Things you can comfortably assume

**1. Any line or line segment that is drawn to look straight is straight.** This means there is no hidden bend or curve to the figure. It it looks straight, rest assured that it is straight! Be careful, though: this doesn't mean a given line or segment is horizontal, collinear, or anything beyond "straight."

**2. If a given figure is named (e.g. Figure A is a polygon) you can assume the figure has all the properties of that type of shape.** This means it’s important to know the theorems and the defined properties of shapes. You should know what it means if something is an equilateral triangle or a rhombus, so brush up on your geometry rules!

Things you should never assume

**1. A figure is never drawn to scale.** If you are not told specifics about lengths, angles, etc. then you cannot make any assumptions about them, no matter how convincing a figure is. Even if a figure looks like a square, if it isn't *called* as square, you can't say it is one. You need to know about its sides, angles, whether the sides are parallel, etc.

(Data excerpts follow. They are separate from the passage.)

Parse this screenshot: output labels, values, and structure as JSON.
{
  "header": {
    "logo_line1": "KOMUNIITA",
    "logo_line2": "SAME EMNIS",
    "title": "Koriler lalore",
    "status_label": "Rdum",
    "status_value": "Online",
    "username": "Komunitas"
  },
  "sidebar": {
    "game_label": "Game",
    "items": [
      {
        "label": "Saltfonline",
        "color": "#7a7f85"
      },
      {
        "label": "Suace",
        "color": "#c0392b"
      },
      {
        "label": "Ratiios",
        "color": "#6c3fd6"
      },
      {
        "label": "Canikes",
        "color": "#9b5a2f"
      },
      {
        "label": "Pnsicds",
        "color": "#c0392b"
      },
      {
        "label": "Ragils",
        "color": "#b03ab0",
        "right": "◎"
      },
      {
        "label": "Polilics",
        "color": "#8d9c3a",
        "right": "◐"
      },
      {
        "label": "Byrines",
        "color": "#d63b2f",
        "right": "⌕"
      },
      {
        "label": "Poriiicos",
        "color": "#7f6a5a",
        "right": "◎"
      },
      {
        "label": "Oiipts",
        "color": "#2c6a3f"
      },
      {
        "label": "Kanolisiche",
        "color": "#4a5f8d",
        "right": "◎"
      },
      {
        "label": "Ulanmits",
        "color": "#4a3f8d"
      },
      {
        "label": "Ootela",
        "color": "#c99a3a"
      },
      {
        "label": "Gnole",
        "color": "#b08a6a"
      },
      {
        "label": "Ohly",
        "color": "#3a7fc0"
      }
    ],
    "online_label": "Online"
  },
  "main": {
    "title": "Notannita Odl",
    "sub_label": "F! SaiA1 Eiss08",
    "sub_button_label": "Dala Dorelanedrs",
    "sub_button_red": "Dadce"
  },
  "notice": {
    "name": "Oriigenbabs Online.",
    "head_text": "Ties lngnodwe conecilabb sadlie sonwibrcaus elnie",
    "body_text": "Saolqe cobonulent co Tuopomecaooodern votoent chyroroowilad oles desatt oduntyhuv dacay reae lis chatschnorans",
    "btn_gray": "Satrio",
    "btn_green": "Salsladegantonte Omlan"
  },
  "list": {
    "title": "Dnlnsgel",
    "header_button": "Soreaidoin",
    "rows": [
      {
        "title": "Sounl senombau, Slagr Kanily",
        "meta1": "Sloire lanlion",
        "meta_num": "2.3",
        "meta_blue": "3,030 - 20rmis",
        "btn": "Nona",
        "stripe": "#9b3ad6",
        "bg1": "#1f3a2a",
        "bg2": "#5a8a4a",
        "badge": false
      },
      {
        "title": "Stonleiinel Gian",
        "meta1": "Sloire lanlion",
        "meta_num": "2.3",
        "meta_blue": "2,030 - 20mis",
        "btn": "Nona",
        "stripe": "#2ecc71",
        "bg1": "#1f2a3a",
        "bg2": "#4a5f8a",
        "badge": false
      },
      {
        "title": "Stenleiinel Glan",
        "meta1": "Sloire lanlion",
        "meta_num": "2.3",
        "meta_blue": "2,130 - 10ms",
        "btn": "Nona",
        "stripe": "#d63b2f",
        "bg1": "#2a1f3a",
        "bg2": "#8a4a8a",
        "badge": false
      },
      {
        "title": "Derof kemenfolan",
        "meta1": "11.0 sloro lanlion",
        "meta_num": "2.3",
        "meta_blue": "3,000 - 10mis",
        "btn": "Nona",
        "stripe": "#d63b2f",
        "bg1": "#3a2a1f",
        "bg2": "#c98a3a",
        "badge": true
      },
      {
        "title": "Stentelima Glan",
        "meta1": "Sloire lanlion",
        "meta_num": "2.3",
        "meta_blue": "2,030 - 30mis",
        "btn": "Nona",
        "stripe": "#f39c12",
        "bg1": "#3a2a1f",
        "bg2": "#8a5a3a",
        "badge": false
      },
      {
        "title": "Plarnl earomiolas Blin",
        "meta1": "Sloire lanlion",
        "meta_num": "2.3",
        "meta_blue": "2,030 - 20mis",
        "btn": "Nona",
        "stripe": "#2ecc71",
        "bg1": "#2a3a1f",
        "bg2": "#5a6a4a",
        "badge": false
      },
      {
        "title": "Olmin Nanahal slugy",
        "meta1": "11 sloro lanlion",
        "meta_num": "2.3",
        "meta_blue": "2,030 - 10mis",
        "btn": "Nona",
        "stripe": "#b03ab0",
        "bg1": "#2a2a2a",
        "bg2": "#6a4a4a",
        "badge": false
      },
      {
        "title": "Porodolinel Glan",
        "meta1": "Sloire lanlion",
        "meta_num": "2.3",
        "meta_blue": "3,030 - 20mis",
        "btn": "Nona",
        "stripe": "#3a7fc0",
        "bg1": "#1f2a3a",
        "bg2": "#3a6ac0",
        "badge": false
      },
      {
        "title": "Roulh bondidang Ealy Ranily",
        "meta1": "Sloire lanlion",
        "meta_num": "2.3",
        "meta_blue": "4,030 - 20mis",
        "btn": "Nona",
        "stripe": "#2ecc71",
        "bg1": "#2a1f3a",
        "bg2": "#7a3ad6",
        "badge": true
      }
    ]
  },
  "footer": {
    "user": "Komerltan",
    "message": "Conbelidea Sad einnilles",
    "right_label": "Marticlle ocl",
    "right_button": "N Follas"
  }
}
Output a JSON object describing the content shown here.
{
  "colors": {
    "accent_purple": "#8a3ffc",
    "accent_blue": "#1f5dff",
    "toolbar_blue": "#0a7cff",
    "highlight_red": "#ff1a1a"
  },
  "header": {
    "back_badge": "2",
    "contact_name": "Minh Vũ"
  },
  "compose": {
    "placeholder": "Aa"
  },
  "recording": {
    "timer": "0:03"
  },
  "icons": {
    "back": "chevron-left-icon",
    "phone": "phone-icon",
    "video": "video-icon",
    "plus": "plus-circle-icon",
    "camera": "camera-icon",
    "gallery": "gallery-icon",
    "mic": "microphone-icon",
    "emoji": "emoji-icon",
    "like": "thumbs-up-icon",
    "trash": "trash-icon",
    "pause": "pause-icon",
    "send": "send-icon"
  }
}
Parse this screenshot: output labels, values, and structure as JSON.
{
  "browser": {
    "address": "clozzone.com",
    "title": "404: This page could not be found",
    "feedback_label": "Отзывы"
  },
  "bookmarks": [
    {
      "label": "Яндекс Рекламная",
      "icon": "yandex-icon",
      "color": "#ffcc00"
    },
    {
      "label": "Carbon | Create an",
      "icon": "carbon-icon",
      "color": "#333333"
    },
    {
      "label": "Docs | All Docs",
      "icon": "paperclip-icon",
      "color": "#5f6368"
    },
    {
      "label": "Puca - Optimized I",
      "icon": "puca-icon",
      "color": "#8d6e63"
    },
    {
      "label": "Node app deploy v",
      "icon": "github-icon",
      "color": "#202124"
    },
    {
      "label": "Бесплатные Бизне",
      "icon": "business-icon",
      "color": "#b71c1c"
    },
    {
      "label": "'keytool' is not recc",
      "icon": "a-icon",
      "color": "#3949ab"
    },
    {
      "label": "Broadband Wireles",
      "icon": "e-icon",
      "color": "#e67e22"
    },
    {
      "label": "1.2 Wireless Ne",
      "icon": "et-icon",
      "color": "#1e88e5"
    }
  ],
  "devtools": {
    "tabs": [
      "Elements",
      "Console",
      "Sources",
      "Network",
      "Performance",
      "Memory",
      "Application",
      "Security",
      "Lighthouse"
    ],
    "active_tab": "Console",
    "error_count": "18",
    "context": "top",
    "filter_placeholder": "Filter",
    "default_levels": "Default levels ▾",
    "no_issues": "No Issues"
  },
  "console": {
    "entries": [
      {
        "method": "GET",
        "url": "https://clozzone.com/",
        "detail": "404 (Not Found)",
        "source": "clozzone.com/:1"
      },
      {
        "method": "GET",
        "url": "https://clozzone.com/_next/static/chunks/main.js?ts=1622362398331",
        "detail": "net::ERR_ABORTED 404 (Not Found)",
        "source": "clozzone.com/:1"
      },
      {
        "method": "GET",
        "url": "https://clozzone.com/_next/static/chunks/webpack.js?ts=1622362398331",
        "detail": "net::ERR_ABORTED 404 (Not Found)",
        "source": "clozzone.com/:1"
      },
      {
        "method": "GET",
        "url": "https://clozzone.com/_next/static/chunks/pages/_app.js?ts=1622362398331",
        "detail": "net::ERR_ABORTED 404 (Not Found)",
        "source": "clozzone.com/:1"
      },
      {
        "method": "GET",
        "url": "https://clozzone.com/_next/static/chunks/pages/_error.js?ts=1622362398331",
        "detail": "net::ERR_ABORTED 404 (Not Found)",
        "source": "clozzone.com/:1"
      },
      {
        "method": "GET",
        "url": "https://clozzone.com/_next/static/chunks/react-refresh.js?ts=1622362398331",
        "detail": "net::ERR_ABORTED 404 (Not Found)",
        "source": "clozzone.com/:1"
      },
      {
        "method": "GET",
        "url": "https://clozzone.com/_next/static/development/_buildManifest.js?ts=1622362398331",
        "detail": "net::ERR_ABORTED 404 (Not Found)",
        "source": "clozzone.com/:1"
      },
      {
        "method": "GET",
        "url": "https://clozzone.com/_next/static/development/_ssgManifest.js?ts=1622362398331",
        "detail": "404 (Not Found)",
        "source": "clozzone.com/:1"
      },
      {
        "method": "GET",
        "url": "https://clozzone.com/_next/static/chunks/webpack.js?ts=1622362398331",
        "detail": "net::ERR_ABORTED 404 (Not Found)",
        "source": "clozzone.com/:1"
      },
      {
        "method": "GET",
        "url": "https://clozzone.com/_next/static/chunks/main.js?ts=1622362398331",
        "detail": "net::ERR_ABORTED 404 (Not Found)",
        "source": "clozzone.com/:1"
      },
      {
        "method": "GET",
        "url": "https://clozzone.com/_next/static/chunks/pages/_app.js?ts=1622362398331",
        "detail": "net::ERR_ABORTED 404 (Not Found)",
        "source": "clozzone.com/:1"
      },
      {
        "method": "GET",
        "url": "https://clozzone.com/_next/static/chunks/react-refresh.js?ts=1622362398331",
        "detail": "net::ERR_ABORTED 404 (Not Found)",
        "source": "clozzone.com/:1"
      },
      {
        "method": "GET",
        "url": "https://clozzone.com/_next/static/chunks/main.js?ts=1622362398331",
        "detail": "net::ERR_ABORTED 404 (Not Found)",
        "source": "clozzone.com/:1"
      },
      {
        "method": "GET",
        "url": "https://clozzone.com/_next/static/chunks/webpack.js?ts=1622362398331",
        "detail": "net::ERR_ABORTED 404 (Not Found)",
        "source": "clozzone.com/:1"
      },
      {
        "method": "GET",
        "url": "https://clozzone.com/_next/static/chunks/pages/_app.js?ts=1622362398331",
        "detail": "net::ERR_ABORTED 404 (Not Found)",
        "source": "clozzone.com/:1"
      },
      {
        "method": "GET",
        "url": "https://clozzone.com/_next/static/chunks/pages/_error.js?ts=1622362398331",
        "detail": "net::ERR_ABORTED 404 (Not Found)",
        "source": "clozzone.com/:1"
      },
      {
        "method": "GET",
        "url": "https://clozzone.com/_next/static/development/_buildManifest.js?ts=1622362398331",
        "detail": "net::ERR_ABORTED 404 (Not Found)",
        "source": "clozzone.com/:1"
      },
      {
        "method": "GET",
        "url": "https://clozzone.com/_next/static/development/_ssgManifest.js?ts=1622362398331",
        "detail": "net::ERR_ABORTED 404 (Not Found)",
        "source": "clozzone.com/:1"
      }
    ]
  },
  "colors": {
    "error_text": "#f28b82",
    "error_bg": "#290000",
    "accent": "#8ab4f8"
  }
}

Many fall into this trap, so don't be among them!

**2. Don't eyeball any measurements for lengths or angles, either.** You cannot assume right angles, for example, unless the diagram is marked with the perpendicular square symbol in the corner or you are told that the figure is a specific shape that has right angles. Likewise, lengths may not be the same and lines may not be parallel, even if they look that way at a glance.